Born in 1913 in Louisville, Kentucky, Taradash was the son of William Taradash, a successful manufacturer, and Elizabeth Bornstein Taradash. He entered Harvard University when he was seventeen and earned a bachelor’s degree by the time he was twenty. He attended Harvard Law School, where he earned a law degree in 1936.
Taradash, however, considered a legal career a safe port if he could not succeed as a writer. He promised his father to join a law firm if, after a year of trying, his efforts to write proved futile. Winning the Bureau of New Plays competition during that year resulted in Taradash’s being offered a contract to write for Columbia Pictures.
After collaborating on the screenplay for Golden Boy, Taradash collaborated on scripts of For Love or Money in 1939 and A Little Bit of Heaven in 1940. With World War II looming, he entered military service and worked on training films for the Army Signal Corps, serving in the armed forces until the war ended.
His next project was writing a play, Red Gloves, based on a play by Jean Paul Sartre, which Taradash brought to Broadway in 1948. His only other Broadway venture was a relatively unsuccessful play, There Was a Little Girl, a stage adaptation of Christopher Davis’s novel. Taradash freely admitted that his greatest talent lay in adapting other people’s work for the stage or screen.
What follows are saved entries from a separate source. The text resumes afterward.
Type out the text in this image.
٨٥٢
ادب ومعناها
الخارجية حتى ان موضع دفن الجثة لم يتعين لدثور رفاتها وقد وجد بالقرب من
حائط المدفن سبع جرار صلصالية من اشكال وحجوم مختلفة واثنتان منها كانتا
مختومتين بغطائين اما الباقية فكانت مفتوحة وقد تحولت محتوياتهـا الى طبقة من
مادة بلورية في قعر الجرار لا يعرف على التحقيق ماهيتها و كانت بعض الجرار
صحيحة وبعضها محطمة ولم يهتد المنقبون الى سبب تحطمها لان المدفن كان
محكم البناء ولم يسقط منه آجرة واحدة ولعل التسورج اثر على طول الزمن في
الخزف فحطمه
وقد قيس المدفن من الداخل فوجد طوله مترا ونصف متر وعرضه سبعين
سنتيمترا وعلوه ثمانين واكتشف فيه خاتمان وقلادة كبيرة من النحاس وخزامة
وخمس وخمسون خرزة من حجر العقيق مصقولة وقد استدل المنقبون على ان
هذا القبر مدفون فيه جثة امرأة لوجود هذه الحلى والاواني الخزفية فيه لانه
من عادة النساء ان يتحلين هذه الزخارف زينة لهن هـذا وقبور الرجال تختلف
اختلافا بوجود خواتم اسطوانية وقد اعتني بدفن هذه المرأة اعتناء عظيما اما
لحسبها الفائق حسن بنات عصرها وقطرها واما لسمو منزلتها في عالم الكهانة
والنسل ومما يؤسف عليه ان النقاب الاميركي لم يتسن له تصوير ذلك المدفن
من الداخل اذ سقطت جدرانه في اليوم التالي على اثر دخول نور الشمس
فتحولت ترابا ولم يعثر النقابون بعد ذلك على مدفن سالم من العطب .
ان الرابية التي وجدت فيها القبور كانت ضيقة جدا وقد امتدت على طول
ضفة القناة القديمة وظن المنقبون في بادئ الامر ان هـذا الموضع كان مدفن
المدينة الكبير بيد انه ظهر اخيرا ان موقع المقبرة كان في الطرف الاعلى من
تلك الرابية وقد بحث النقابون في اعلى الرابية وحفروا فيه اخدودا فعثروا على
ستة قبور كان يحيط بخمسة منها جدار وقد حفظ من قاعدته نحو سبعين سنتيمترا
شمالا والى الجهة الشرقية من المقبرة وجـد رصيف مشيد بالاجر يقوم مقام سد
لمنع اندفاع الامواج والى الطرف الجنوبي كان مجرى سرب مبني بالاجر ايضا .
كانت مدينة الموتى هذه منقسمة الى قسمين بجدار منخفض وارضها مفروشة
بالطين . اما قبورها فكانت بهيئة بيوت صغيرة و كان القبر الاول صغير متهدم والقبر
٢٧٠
In the early 1950’s, Taradash returned to Hollywood and wrote a screenplay based on Jones’s novel, From Here to Eternity. The novel was dauntingly long, so Taradash was faced not only with the task of condensing it into a film of slightly more than two hours without doing irreparable damage to the best-selling novel but also of converting it from prose to dramatic dialogue. The film was a rousing success. Taradash did not have an agent to negotiate his contract but, using his legal skills, he negotiated it himself. He became the first writer who was not the author of an original script to receive a percentage of the film’s profits. This stipulation became a treasure trove for Taradash, who went on to write the screenplays for such successful productions as Hawaii, Picnic, and Bell, Book, and Candle. He also directed several films, including Storm Center, for which he also wrote the screenplay.
Taradash, a leader in many film industry organizations, served as president of both the Academy of Motion Picture Arts and Sciences and the Writers Guild of American—West. He died of cancer in 2003.